Partial knee replacement

Also known as ‘unicondylar knee arthroplasty’ or ‘unicondylar knee replacement’.

The knee joint internally has a large area covered with specialised hyaline cartilage that allows your knee to take your body weight and move smoothly to afford you mobility.

Arthritis is the term used to describe the wearing out of this cartilage surface lining, which results in pain, swelling, stiffness, and often a variable amount of joint deformity. The wear may affect the entire surface of the joint, or only an isolated section. Severe arthritic changes in the knee that affect only one part of the knee may be treated by replacing only the affected part, as long as the rest of the joint lining is well preserved and well functioning.

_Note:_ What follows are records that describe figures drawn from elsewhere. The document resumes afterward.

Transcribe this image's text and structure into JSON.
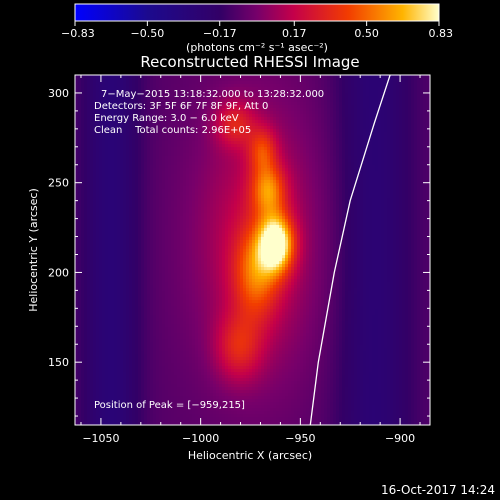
{
  "chart_data": {
    "type": "heatmap",
    "title": "Reconstructed RHESSI Image",
    "xlabel": "Heliocentric X (arcsec)",
    "ylabel": "Heliocentric Y (arcsec)",
    "xlim": [
      -1063,
      -885
    ],
    "ylim": [
      115,
      310
    ],
    "x_ticks": [
      -1050,
      -1000,
      -950,
      -900
    ],
    "y_ticks": [
      150,
      200,
      250,
      300
    ],
    "colorbar": {
      "unit_label": "(photons cm⁻² s⁻¹ asec⁻²)",
      "range": [
        -0.83,
        0.83
      ],
      "tick_values": [
        -0.83,
        -0.5,
        -0.17,
        0.17,
        0.5,
        0.83
      ],
      "tick_labels": [
        "−0.83",
        "−0.50",
        "−0.17",
        "0.17",
        "0.50",
        "0.83"
      ]
    },
    "annotations": [
      "7−May−2015 13:18:32.000 to 13:28:32.000",
      "Detectors: 3F 5F 6F 7F 8F 9F, Att 0",
      "Energy Range: 3.0 − 6.0 keV",
      "Clean    Total counts: 2.96E+05"
    ],
    "peak_label": "Position of Peak = [−959,215]",
    "peak_position": [
      -959,
      215
    ],
    "limb_curve": [
      [
        -945,
        115
      ],
      [
        -941,
        150
      ],
      [
        -933,
        200
      ],
      [
        -925,
        240
      ],
      [
        -913,
        283
      ],
      [
        -905,
        310
      ]
    ],
    "sources": [
      {
        "x": -962,
        "y": 216,
        "sx": 6,
        "sy": 11,
        "amp": 1.0
      },
      {
        "x": -966,
        "y": 246,
        "sx": 6,
        "sy": 10,
        "amp": 0.55
      },
      {
        "x": -969,
        "y": 268,
        "sx": 5,
        "sy": 9,
        "amp": 0.4
      },
      {
        "x": -972,
        "y": 200,
        "sx": 8,
        "sy": 18,
        "amp": 0.5
      },
      {
        "x": -983,
        "y": 283,
        "sx": 7,
        "sy": 9,
        "amp": 0.35
      },
      {
        "x": -981,
        "y": 158,
        "sx": 8,
        "sy": 13,
        "amp": 0.35
      },
      {
        "x": -972,
        "y": 218,
        "sx": 22,
        "sy": 55,
        "amp": 0.32
      }
    ],
    "background_bands": [
      {
        "x": -1045,
        "amp": -0.22,
        "sx": 10
      },
      {
        "x": -913,
        "amp": -0.2,
        "sx": 13
      }
    ],
    "background_level": -0.08
  },
  "footer": {
    "timestamp": "16-Oct-2017 14:24"
  },
  "colors": {
    "background": "#000000",
    "text": "#ffffff",
    "limb": "#ffffff"
  }
}
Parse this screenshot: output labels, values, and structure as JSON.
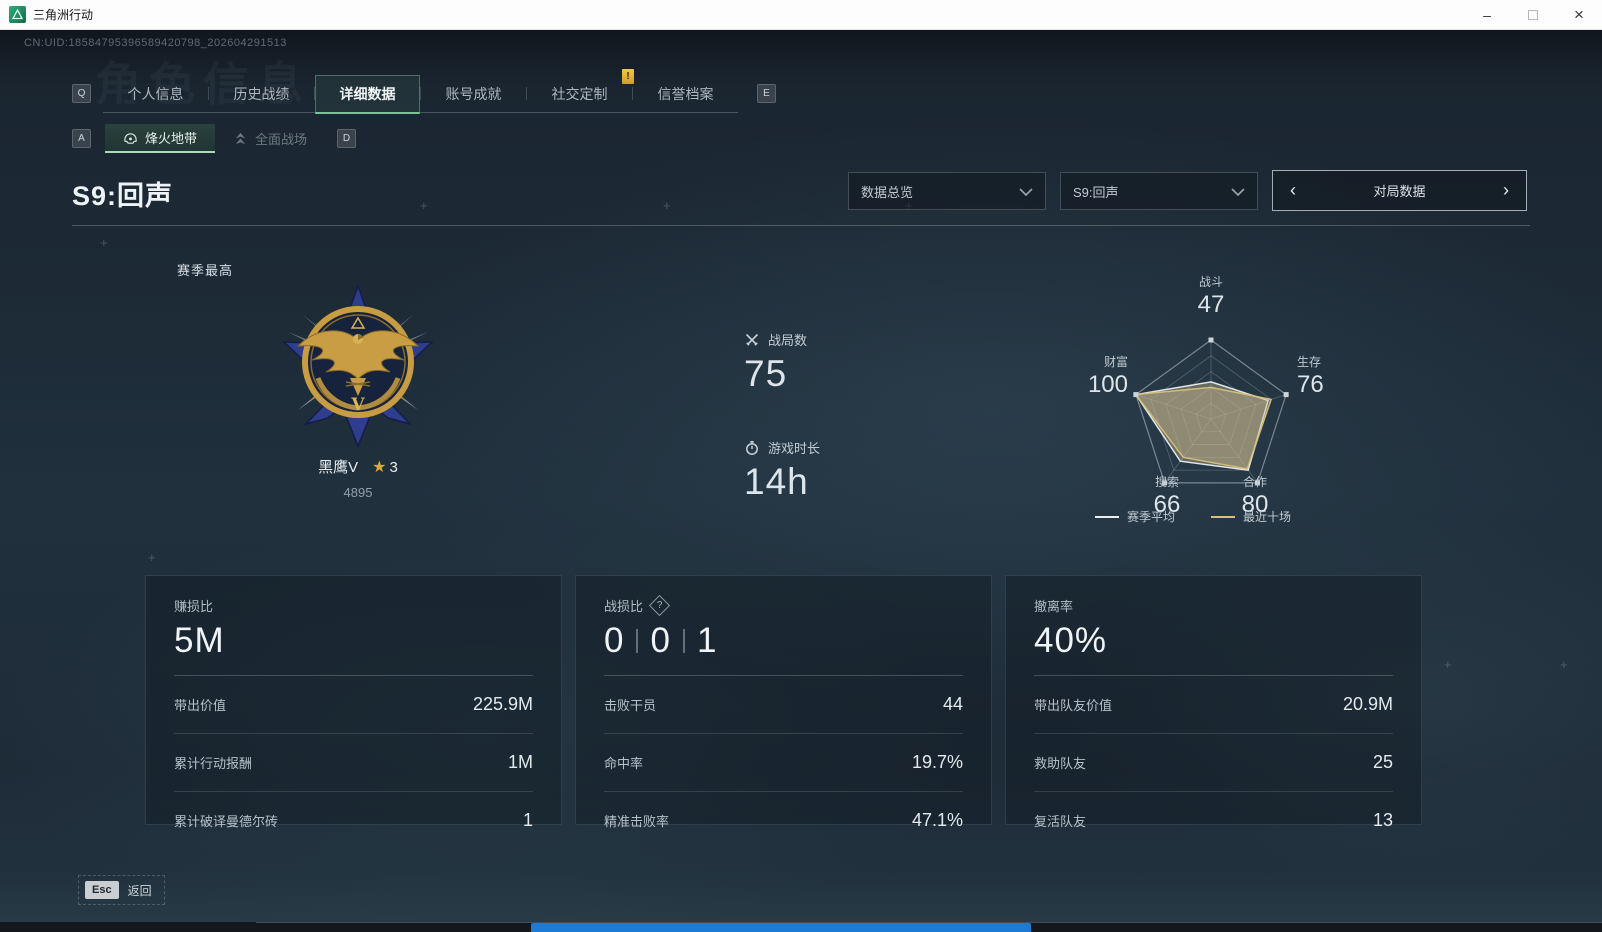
{
  "window": {
    "title": "三角洲行动"
  },
  "topbar": {
    "uid": "CN:UID:18584795396589420798_202604291513",
    "ghost_title": "角色信息"
  },
  "key_hints": {
    "prev_tab": "Q",
    "next_tab": "E",
    "prev_subtab": "A",
    "next_subtab": "D"
  },
  "tabs": [
    {
      "label": "个人信息",
      "active": false
    },
    {
      "label": "历史战绩",
      "active": false
    },
    {
      "label": "详细数据",
      "active": true
    },
    {
      "label": "账号成就",
      "active": false
    },
    {
      "label": "社交定制",
      "active": false
    },
    {
      "label": "信誉档案",
      "active": false
    }
  ],
  "notification_badge": "!",
  "subtabs": [
    {
      "label": "烽火地带",
      "active": true
    },
    {
      "label": "全面战场",
      "active": false
    }
  ],
  "header": {
    "season_title": "S9:回声",
    "dropdown_overview": "数据总览",
    "dropdown_season": "S9:回声",
    "pager_label": "对局数据"
  },
  "season_best": {
    "label": "赛季最高",
    "rank_name": "黑鹰V",
    "star_glyph": "★",
    "star_count": "3",
    "rank_points": "4895",
    "tier_numeral": "V"
  },
  "summary_stats": [
    {
      "icon": "crossed-swords-icon",
      "label": "战局数",
      "value": "75"
    },
    {
      "icon": "stopwatch-icon",
      "label": "游戏时长",
      "value": "14h"
    }
  ],
  "chart_data": {
    "type": "radar",
    "title": "",
    "axes": [
      "战斗",
      "生存",
      "合作",
      "搜索",
      "财富"
    ],
    "max": 100,
    "grid_levels": 5,
    "displayed_values": [
      "47",
      "76",
      "80",
      "66",
      "100"
    ],
    "series": [
      {
        "name": "赛季平均",
        "color": "#e8eef2",
        "values": [
          47,
          76,
          80,
          66,
          100
        ]
      },
      {
        "name": "最近十场",
        "color": "#d8c07a",
        "values": [
          40,
          80,
          78,
          60,
          100
        ]
      }
    ],
    "fill_color": "rgba(203,184,142,0.40)",
    "legend_position": "bottom"
  },
  "cards": [
    {
      "title": "赚损比",
      "value": "5M",
      "rows": [
        {
          "label": "带出价值",
          "value": "225.9M"
        },
        {
          "label": "累计行动报酬",
          "value": "1M"
        },
        {
          "label": "累计破译曼德尔砖",
          "value": "1"
        }
      ]
    },
    {
      "title": "战损比",
      "help_icon": "?",
      "value_parts": [
        "0",
        "0",
        "1"
      ],
      "rows": [
        {
          "label": "击败干员",
          "value": "44"
        },
        {
          "label": "命中率",
          "value": "19.7%"
        },
        {
          "label": "精准击败率",
          "value": "47.1%"
        }
      ]
    },
    {
      "title": "撤离率",
      "value": "40%",
      "rows": [
        {
          "label": "带出队友价值",
          "value": "20.9M"
        },
        {
          "label": "救助队友",
          "value": "25"
        },
        {
          "label": "复活队友",
          "value": "13"
        }
      ]
    }
  ],
  "footer": {
    "esc_key": "Esc",
    "back_label": "返回"
  },
  "colors": {
    "accent_green": "#74c79b",
    "gold": "#d9ab3c",
    "badge_gold": "#e9b93c",
    "taskbar_blue": "#1c7bd4"
  }
}
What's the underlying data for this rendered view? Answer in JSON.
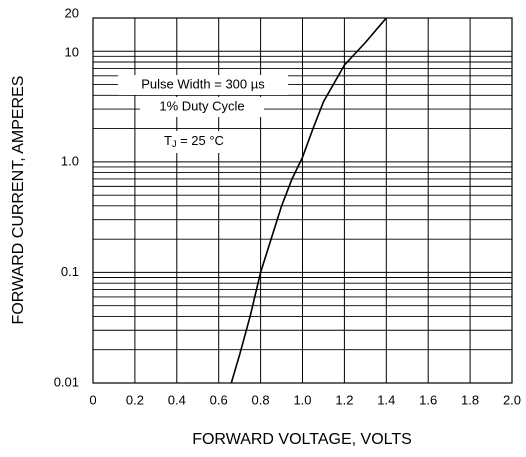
{
  "chart_data": {
    "type": "line",
    "xlabel": "FORWARD VOLTAGE, VOLTS",
    "ylabel": "FORWARD CURRENT, AMPERES",
    "annotations": [
      "Pulse Width = 300 µs",
      "1% Duty Cycle"
    ],
    "temperature_note": {
      "main": "T",
      "sub": "J",
      "rest": " = 25 °C"
    },
    "x": [
      0.66,
      0.7,
      0.75,
      0.8,
      0.85,
      0.9,
      0.95,
      1.0,
      1.05,
      1.1,
      1.2,
      1.3,
      1.4
    ],
    "series": [
      {
        "color": "#000000",
        "values": [
          0.01,
          0.018,
          0.04,
          0.1,
          0.2,
          0.4,
          0.7,
          1.1,
          2.0,
          3.5,
          7.5,
          12,
          20
        ]
      }
    ],
    "xlim": [
      0,
      2
    ],
    "xticks": [
      0,
      0.2,
      0.4,
      0.6,
      0.8,
      {
        "value": 1,
        "label": "1.0"
      },
      1.2,
      1.4,
      1.6,
      1.8,
      {
        "value": 2,
        "label": "2.0"
      }
    ],
    "ylim": [
      0.01,
      20
    ],
    "ylog": true,
    "yticks": [
      0.01,
      0.1,
      {
        "value": 1,
        "label": "1.0"
      },
      10,
      20
    ],
    "yminor": [
      0.02,
      0.03,
      0.04,
      0.05,
      0.06,
      0.07,
      0.08,
      0.09,
      0.2,
      0.3,
      0.4,
      0.5,
      0.6,
      0.7,
      0.8,
      0.9,
      2,
      3,
      4,
      5,
      6,
      7,
      8,
      9
    ],
    "grid": true
  }
}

It is importnant to recognise that there are a number of other criteria that must exist to maximise the success of partial joint replacements, and Dr Ihsheish will be able to discuss your specific case with you accrding to clinical and radiological assessments.

The advantages of doing this 'partial' joint replacement relate to it actually being actually smaller operation, this means a shorter surgical time, a smaller scar, and a faster recovery for the patient. In general, other complications are less also, such as bleeding. The other advantages of this operation is that it preserves the rest of your native joint for longer, buying more time for the patient before they come to need a total knee replacement. From a technical side, for the surgeon this operation is less complicated, and its conversion to a total knee replacement when this is required is also less complicated. Conversion to a total knee replacemnt may be required down the line if the rest of the joint wears out or becomes affected by arthritis.